I want to pray for you, that God would embrace you with His love–that you would feel it, and that you would make the most of the darkness.
Whether it’s the illustration of the veil, and seeing into heaven, or whether it’s the illustration of the well, or a starry night with fog all around, or the cocoon, where it may be dark, but you can trust that a huge transformation is taking place, I just want to encourage you and remind you just to let God embrace you with His love. Let Him make the most out of your darkness.

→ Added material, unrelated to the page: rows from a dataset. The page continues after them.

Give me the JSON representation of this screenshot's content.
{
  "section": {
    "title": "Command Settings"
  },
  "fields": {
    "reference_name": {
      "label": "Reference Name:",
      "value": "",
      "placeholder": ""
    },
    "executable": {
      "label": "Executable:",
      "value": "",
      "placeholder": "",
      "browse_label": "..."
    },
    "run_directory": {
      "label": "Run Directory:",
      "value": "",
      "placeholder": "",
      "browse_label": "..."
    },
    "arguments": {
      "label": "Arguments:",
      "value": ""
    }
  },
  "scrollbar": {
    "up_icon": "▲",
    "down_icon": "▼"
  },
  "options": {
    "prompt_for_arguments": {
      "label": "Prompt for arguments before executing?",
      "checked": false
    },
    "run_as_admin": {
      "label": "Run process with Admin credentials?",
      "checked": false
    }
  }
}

Father, thank You for carrying me through this past year, Lord, even those darkest nights, and Lord, even those that may be yet to come, I pray that You would help me to remember how much You love me. And I pray for those listening to these words, God, that You would help them to know that You love them, too. God, I know You’re embracing them with Your love. Your love never fails. Your love has been demonstrated in Jesus when He first loved us and came to die for our sins, so we could be free of them. And Lord, that same grace that saved us is the same grace that sustains us. God, I pray that You would embrace each person in this room, and each person listening to this later, that You would embrace them with Your love, a love that can overcome fear, a love that never fails, and a love that can never separate us from You. In Jesus’ name, Amen.